Otro buen consejo es éste. Colocá una o dos almohadas bien duras debajo de tus caderas y recibí la penetración en la postura del misionero. Ello modifica el ángulo de entrada estrechando el orificio; no abras totalmente las piernas. Si tu pareja es bastante hábil, pedile que después de la penetración te abarque con su piernas. Cuando más cerrados tengas los músculos, más estrecha será la entrada de la vagina.

También son buenas las posturas en las que la penetración se hace oblicuamente como por ejemplo la penetración por detrás o de costado.

 

De última, bisturí

Ya tiene nombre: vaginoplastia, o “rejuvenecimiento vaginal”. Consiste en procedimientos quirúrgicos con la finalidad de embellecer los labios vaginales y estrechar la puerta de entrada. La realidad es que cada vez más mujeres se animan a pedir ahí, justo ahí, el trabajo del bisturí. En Uruguay ya está disponible, a un costo aproximado entre 500 y 1.200 dólares según la clínica.

 

Pene demasiado grande

Pero a veces sucede que lo grande no es el orificio vaginal sino el pene. Si el tuyo es demasiado grande o gordo, es probable que te sientas orgulloso de él en los vestuarios, pero no tanto cuando las mujeres ponen esa cara de espanto cada vez que te sacás el calzoncillo.

Lo primero que debés saber es que por la vagina cabe la cabeza de un bebé y no existe ningún pene que alcance este tamaño. De modo que cualquier vagina puede admitir cualquier pene por muy grande que sea. No obstante tené en cuenta los consejos siguientes:

-Asegurate de que tu pareja está muy, muy excitada.

Nunca penetres sin este requisito. Y usá cantidades generosas de algún lubricante si es preciso.

-Elegí una postura que impida la penetración profunda. Probá de costado o ella encima para que sea ella quien controle la profundidad de penetración.

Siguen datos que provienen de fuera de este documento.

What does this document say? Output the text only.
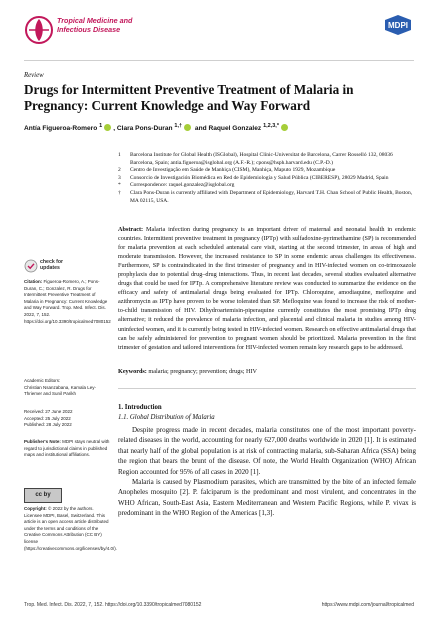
Tropical Medicine and
Infectious Disease	MDPI
Review
Drugs for Intermittent Preventive Treatment of Malaria in Pregnancy: Current Knowledge and Way Forward
Antía Figueroa-Romero $^1$ , Clara Pons-Duran $^{1,\dagger}$ and Raquel Gonzalez $^{1,2,3,*}$
1	Barcelona Institute for Global Health (ISGlobal), Hospital Clínic-Universitat de Barcelona, Carrer Rosselló 132, 08036 Barcelona, Spain; antia.figueroa@isglobal.org (A.F.-R.); cpons@hsph.harvard.edu (C.P.-D.)
2	Centro de Investigação em Saúde de Manhiça (CISM), Manhiça, Maputo 1929, Mozambique
3	Consorcio de Investigación Biomédica en Red de Epidemiología y Salud Pública (CIBERESP), 28029 Madrid, Spain
*	Correspondence: raquel.gonzalez@isglobal.org
†	Clara Pons-Duran is currently affiliated with Department of Epidemiology, Harvard T.H. Chan School of Public Health, Boston, MA 02115, USA.
Abstract: Malaria infection during pregnancy is an important driver of maternal and neonatal health in endemic countries. Intermittent preventive treatment in pregnancy (IPTp) with sulfadoxine-pyrimethamine (SP) is recommended for malaria prevention at each scheduled antenatal care visit, starting at the second trimester, in areas of high and moderate transmission. However, the increased resistance to SP in some endemic areas challenges its effectiveness. Furthermore, SP is contraindicated in the first trimester of pregnancy and in HIV-infected women on co-trimoxazole prophylaxis due to potential drug–drug interactions. Thus, in recent last decades, several studies evaluated alternative drugs that could be used for IPTp. A comprehensive literature review was conducted to summarize the evidence on the efficacy and safety of antimalarial drugs being evaluated for IPTp. Chloroquine, amodiaquine, mefloquine and azithromycin as IPTp have proven to be worse tolerated than SP. Mefloquine was found to increase the risk of mother-to-child transmission of HIV. Dihydroartemisin-piperaquine currently constitutes the most promising IPTp drug alternative; it reduced the prevalence of malaria infection, and placental and clinical malaria in studies among HIV-uninfected women, and it is currently being tested in HIV-infected women. Research on effective antimalarial drugs that can be safely administered for prevention to pregnant women should be prioritized. Malaria prevention in the first trimester of gestation and tailored interventions for HIV-infected women remain key research gaps to be addressed.
Keywords: malaria; pregnancy; prevention; drugs; HIV
1. Introduction
1.1. Global Distribution of Malaria

Despite progress made in recent decades, malaria constitutes one of the most important poverty-related diseases in the world, accounting for nearly 627,000 deaths worldwide in 2020 [1]. It is estimated that nearly half of the global population is at risk of contracting malaria, sub-Saharan Africa (SSA) being the region that bears the brunt of the disease. Of note, the World Health Organization (WHO) African Region accounted for 95% of all cases in 2020 [1].

Malaria is caused by Plasmodium parasites, which are transmitted by the bite of an infected female Anopheles mosquito [2]. P. falciparum is the predominant and most virulent, and concentrates in the WHO African, South-East Asia, Eastern Mediterranean and Western Pacific Regions, while P. vivax is predominant in the WHO Region of the Americas [1,3].

check for
updates
Citation: Figueroa-Romero, A.; Pons-Duran, C.; Gonzalez, R. Drugs for Intermittent Preventive Treatment of Malaria in Pregnancy: Current Knowledge and Way Forward. Trop. Med. Infect. Dis. 2022, 7, 152. https://doi.org/10.3390/tropicalmed7080152
Academic Editors:
Christian Nsanzabana, Kamala Ley-Thriemer and Sunil Parikh
Received: 27 June 2022
Accepted: 25 July 2022
Published: 28 July 2022
Publisher's Note: MDPI stays neutral with regard to jurisdictional claims in published maps and institutional affiliations.
cc by
Copyright: © 2022 by the authors. Licensee MDPI, Basel, Switzerland. This article is an open access article distributed under the terms and conditions of the Creative Commons Attribution (CC BY) license (https://creativecommons.org/licenses/by/4.0/).
Trop. Med. Infect. Dis. 2022, 7, 152. https://doi.org/10.3390/tropicalmed7080152	https://www.mdpi.com/journal/tropicalmed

-Introducí un tercio de tu pene, esperá un ratito hasta que notes que el orificio se ha relajado y avanzá un poco más con suavidad. Cuando lo tengas todo adentro, bombeá con suavidad.

-Olvidate para siempre los movimientos profundos, fuertes o rápidos hasta que ella se haya acostumbrado a vos y te admita sin dolor

. Evitá a toda costa cualquier tipo de dolor al principio o durante, porque el dolor en la penetración desarrolla con facilidad una coitofobia, que es un miedo irracional a la penetración. Y ahí, perdiste como en la guerra.